Mesh satellite networks can be used to interconnect sites with traffic destined for several locations. These networks offer single-satellite-hop connectivity in contrast to hub/spoke type networks where all traffic is first sent to a hub and then re-distributed to the destination. Time Division Multiple Access (TDMA), Single Channel Per Carrier (SCPC)-Demand Assigned Multiple Access (DAMA), and Code Division Multiple Access (CDMA) schemes are commonly used for mesh networks. Packet switched services such as X.25, Frame-relay, or ATM have been offered in mesh networks using Virtual Circuits (VCs) between sites which need to exchange information. These Layer-2 protocols have been used to carry IP, IPX, SNA and other higher layer protocol traffic. Partial or full mesh connectivity using VC-based Layer-2 protocols requires multiple virtual circuits and significant resources are required for setup and management of these virtual circuits. This can be avoided if IP services were offered in a native fashion in the mesh satellite network. IP packets will be routed to the appropriate destination using information available in IP packet header (typically the 32 bit destination address). For interoperability with the terrestrial IP infrastructure, standard IP routing protocols will need to be supported by the satellite network. These routing protocols basically consist of messages exchanged between routers which provide connectivity information (i.e. the next hop information for incoming IP packets) and help determine the state of the interconnecting links.

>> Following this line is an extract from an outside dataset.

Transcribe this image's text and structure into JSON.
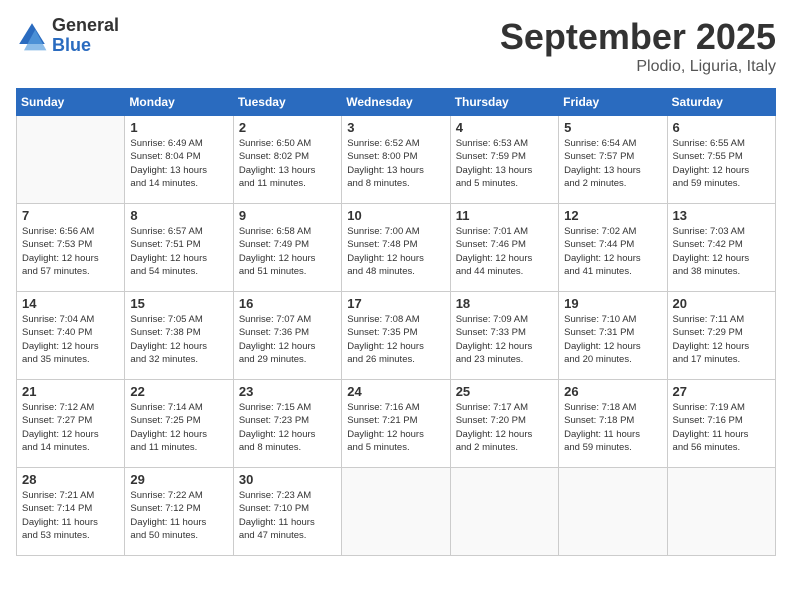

The most straightforward technique for enabling IP services in a mesh satellite network would be to incorporate routing capabilities into each terminal. A packet-switched satellite terminal typically has one or more terrestrial interfaces (such as X.25, frame-relay, ATM, or ethernet) and a single physical satellite interface. The satellite interface can be used to communicate with one, many, or all of the terminals in the network depending on the beam connectivity and available bandwidth on the satellite. Since routing messages are typically exchanged between a router and all of its adjacent neighbors, the terminal/router would need to periodically communicate with all of the terminal/routers in the mesh thereby using up precious bandwidth. Modifications to RIP-2 and OSPF, the most commonly used Interior Gateway Protocols have been suggested to minimize routing traffic for on-demand networks (e.g., J. Moy, xe2x80x9cExtending OSPF to support demand circuitsxe2x80x9d, RFC 1793, April 1995), but these modifications are not widely implemented. In addition, supporting routing protocols such as Open Shortest Path First (OSPF) and Boundary Gateway Protocol (BGP) can take up significant CPU and memory resources. In many cases, large routing tables need to be maintained which would consume several megabytes of memory. Further, significant effort may be required to port and test routing protocol software.
A xe2x80x9croute serverxe2x80x9d has been proposed for Multiprotocol over ATM (MPOA) transport in terrestrial ATM networks, as described in Multiprotocol over ATM (MPOA) v1.0 ATM Forum Specification af-mpoa-0087.000, July 1997, available at http://www.atmforum.com/atmforum/specs/approved.html, but has never been proposed for use in connection with satellite networks. In terrestrial ATM networks, there is no pressing need to minimize bandwidth usage between terminals (edge devices in MPOA terminology) and the route server, and the specific techniques disclosed in this reference would not be practical in connection with a meshed satellite network.
It is, therefore, an object of the present invention to provide a bandwidth-efficient technique for routing IP traffic over meshed satellite networks.
This and other objects are achieved according to the present invention by a system architecture wherein routing protocols run in a centralized route server (implemented on a standard UNIX workstation). In this architecture, the satellite network is part of a router fabric, with terminals appearing as ports attached to the router core (the route-server). External routers will establish routing sessions only with route-server and not with other terminals. Routing packets originated by an external router attached to a terminal will be conveyed transparently to the route-server. Forwarding (Next-hop) information will be provided by the route-server to all terminals. This information will be used to create a forwarding table in each terminal. The destination of an IP packet will be looked up in the forwarding table, and the IP packet will be sent to the destination if a connection with spare bandwidth exists to the destination terminal. If no connection exists, then the packets will be queued up until the connection is created and bandwidth is allocated, or sent over a fixed broadcast contention-based channel until the dedicated connection is established.
Implementing the route-server on a workstation provides enough CPU and memory resources to run common routing protocols and store large routing tables. The route-server can be easily upgraded with more memory and extra processing power in many cases. Many implementations of routing protocols exist for UNIX, so the porting and testing time is no longer an issue.
The invention minimizes the CPU and memory resources required at the end terminals to support IP routing protocols, and reduces the satellite bandwidth required to support full mesh IP routing packets. By supporting native IP services, the effort required to configure and manage partial or full mesh networks is minimized.